Solve the following equation:
k2 + 4k = 0
By factoring and By using the quadratic formula
Can someone please help me to understand how to this problem...I do not understand the steps to get the correct answer.
Thanks!!!
2k + 4k = 0
First, combine like terms. In this case, the k's:
6k = 0
Simplify by dividing by 6 on both sides:
6k/6 = k
0/6 = 0
So,
k = 0
Of course, I'd be happy to help you understand how to solve this equation!

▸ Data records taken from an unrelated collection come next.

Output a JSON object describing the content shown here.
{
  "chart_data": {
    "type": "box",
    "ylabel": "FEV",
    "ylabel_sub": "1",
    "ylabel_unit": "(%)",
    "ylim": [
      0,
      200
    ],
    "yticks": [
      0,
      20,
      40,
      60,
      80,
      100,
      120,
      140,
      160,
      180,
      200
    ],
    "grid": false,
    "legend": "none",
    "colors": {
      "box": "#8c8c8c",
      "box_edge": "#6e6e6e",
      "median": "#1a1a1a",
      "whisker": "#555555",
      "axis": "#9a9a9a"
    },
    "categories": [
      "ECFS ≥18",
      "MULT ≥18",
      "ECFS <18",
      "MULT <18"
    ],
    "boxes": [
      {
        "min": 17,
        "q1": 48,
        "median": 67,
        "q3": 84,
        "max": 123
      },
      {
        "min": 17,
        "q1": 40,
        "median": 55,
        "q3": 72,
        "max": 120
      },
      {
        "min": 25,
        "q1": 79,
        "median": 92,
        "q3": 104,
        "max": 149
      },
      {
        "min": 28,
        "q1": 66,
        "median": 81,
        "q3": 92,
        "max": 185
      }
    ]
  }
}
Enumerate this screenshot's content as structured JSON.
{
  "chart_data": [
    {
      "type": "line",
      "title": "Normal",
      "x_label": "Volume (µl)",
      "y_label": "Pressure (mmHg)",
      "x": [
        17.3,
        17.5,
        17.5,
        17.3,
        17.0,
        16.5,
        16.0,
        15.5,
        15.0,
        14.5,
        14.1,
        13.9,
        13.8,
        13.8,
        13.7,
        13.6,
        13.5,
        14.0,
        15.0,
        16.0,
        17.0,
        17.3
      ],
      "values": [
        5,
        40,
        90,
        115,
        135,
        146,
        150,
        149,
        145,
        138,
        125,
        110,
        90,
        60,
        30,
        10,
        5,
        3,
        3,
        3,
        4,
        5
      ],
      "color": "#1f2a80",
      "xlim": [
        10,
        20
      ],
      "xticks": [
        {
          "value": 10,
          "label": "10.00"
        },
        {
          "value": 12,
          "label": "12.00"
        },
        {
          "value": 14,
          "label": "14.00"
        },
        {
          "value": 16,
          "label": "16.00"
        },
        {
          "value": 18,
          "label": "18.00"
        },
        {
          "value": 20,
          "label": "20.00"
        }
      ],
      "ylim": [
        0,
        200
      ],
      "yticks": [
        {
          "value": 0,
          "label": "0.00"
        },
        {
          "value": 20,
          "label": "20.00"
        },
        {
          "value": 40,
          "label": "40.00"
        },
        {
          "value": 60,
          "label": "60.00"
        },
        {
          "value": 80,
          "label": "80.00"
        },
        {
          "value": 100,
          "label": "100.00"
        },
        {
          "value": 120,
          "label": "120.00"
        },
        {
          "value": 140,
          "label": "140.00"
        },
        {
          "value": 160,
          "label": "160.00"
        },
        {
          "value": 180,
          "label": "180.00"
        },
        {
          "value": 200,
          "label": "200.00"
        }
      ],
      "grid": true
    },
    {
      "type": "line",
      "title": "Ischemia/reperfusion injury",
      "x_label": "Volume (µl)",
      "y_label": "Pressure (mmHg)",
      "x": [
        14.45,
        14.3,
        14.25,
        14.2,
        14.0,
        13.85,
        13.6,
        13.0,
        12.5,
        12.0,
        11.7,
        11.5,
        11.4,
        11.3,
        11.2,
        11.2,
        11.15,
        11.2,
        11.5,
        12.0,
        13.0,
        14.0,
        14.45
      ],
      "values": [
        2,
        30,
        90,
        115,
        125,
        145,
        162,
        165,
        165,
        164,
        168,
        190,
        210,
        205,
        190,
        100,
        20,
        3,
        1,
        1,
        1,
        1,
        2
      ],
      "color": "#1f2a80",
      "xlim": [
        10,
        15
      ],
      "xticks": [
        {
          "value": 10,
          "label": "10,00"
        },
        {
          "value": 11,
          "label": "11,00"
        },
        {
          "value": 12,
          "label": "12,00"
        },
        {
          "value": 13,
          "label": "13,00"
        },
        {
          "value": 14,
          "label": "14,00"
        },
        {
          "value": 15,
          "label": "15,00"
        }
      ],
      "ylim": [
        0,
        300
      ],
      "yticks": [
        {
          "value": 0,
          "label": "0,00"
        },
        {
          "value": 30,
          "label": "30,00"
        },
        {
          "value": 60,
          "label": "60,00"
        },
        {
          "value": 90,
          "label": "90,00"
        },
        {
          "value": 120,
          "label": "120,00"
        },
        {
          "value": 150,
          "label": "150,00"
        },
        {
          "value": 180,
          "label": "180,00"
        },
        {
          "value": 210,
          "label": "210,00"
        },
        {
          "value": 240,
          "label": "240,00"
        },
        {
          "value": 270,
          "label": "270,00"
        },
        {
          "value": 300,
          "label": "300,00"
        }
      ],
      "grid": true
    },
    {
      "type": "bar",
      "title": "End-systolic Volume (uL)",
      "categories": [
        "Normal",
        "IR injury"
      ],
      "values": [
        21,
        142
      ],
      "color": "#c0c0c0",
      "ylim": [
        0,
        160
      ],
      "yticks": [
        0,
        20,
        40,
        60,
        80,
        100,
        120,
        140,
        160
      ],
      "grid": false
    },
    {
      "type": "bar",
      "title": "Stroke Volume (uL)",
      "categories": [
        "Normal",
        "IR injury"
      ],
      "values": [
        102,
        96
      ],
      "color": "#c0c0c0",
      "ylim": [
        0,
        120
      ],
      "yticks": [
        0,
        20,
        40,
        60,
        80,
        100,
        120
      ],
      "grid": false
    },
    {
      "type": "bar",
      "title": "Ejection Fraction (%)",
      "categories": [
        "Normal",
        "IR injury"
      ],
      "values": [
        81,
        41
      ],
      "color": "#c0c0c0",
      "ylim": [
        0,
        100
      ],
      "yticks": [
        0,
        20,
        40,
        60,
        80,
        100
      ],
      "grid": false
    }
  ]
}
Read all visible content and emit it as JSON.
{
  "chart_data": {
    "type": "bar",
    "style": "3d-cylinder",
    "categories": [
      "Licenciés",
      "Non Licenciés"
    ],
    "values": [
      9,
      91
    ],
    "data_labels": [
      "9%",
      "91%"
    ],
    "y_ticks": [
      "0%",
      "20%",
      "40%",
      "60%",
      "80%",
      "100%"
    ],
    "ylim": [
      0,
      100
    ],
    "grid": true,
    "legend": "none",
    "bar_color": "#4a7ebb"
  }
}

To solve the equation k^2 + 4k = 0, we can either factor or use the quadratic formula.
1. Factoring:
Factoring involves finding two numbers that multiply to the constant term (in this case, 0), and add up to the coefficient of the linear term (in this case, 4). Since 0 multiplied by any number is still 0, one of the factors must be 0. So we have k(k + 4) = 0.
Now we set each factor equal to zero and solve for k:
k = 0, and k + 4 = 0
For k + 4 = 0, we subtract 4 from both sides, which gives us:
k = -4
So the two solutions are k = 0 and k = -4.
2. Quadratic Formula:
The quadratic formula is a general method to find the solutions to any quadratic equation of the form ax^2 + bx + c = 0. In this case, a = 1, b = 4, and c = 0.
The quadratic formula is:
x = (-b ± sqrt(b^2 - 4ac)) / (2a)
Plugging in the values, we have:
k = (-4 ± sqrt(4^2 - 4(1)(0))) / (2(1))
This simplifies to:
k = (-4 ± sqrt(16)) / 2
k = (-4 ± 4) / 2
Now we have two possibilities:
1. k = (-4 + 4) / 2 = 0 / 2 = 0
2. k = (-4 - 4) / 2 = -8 / 2 = -4
So again, we find that the solutions are k = 0 and k = -4.
Both methods give the same solutions. You can choose which method you are more comfortable with or the method that seems simpler for a particular equation.